Pero una de las características de todos los sistemas de América Latina es la tendencia hacia una manera más pluralista y mercantil de suministrar los bienes y servicios requeridos en el sector de la salud, en comparación con el sistema predominantemente dual que existía hace unos cien años. Este incremento del pluralismo en lo sanitario es paralelo al pluralismo en otras áreas, conforme el Estado ha ido abandonando algunas de las funciones que anteriormente cumplía. Sin embargo, yo me atrevo a predecir que se producirá un regreso a un mayor control estatal del suministro de los bienes y servicios sanitarios necesario o, al menos, a que el Estado asuma la responsabilidad de velar por que se suministren. Esta será una de las consecuencias de una inquietud renovada del Estado por la seguridad que, después de todo es una de las razones de ser primordiales de un Estado. Pero dicho aumento de la influencia o el control se harán sentir en áreas que van más allá de las relacionadas con la seguridad basada en la "mano dura o poder duro" e incluirán una seguridad también basada en lo que un ministro canadiense de Asuntos Exteriores denominó "poder suave".

Para construir un futuro sanitario con más equidad, son necesarios ciertos requisitos previos.

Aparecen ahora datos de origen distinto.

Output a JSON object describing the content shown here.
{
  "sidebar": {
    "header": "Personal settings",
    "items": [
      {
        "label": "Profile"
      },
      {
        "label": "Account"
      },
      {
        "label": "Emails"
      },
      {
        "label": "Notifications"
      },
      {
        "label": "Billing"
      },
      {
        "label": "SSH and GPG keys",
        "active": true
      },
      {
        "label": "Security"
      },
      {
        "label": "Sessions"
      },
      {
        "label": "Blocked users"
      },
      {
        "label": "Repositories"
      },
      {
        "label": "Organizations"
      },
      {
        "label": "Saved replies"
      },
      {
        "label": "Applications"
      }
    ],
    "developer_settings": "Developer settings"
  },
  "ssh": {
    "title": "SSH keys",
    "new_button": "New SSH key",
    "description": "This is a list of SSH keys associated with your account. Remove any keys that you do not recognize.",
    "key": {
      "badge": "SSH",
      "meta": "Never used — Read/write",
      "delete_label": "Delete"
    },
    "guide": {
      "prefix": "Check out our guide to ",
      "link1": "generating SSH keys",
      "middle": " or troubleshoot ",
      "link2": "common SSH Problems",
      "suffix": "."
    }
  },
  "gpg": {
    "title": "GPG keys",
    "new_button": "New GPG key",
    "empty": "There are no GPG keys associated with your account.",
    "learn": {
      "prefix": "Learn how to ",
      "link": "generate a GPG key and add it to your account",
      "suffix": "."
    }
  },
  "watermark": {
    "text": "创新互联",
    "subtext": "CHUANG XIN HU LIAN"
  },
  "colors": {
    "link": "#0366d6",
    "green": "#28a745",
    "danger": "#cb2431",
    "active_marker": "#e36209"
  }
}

En primer lugar, debe existir una comprensión clara de la diferencia que he tratado de establecer entre desigualdad e inequidad, y hay que aceptar una base moral cuando se describen diferenciales de salud que constituyen inequidad. También hay que subrayar la necesidad de disponer de buenos datos sanitarios. He recalcado reiteradamente, quizás hasta la saciedad, que antes de poder determinar la inequidad hay que comenzar por establecer dicha diferencia. La Organización Panamericana de la Salud ha dedicado considerables esfuerzos a fortalecer la cooperación técnica con nuestros Estados Miembros para mejorar sus sistemas de información sanitaria. Hemos de tener mejores datos sobre la mortalidad y la morbilidad y sobre el grado en que nuestros sistemas de salud cumplen las funciones que les son propias. Y para poder determinar en qué residen las diferencias, tenemos que disponer de datos desglosados por sexo, zona geográfica y situación social, antes de poder propugnar políticas para reducir las diferencias. Nos complace cómo hemos ido avanzando hasta ahora, y tanto nuestra publicación de los datos básicos como la publicación por los países de sus propios indicadores básicos representan un progreso real.

Otro requisito previo para lograr más equidad es que haya más ardientes defensores de la propuesta. Esta defensa debe venir tanto del interior del sector sanitario como de fuera de él. Los profesionales de la salud debemos no sólo defender esta causa, sino también ganar adeptos. La inequidad que constituye la discriminación por razón de género sólo podrá ser abordada por el conjunto de la sociedad. Pero sí creo que podemos lograr más equidad entre hombres y mujeres en materia de salud, que es uno de los principios o valores fundamentales que viene guiando nuestra Organización. Por último, tendrá que producirse una adecuada intervención estatal para que haya una distribución equitativa de más factores determinantes, que contribuya a alcanzar resultados de salud más equitativos.
Les agradezco nuevamente el honor que me han concedido. Espero haber convencido a algunos de ustedes de la importancia de algunas de las cuestiones, y de lo que tenemos que hacer para idear y tal vez alcanzar un futuro con más equidad en el campo de la salud.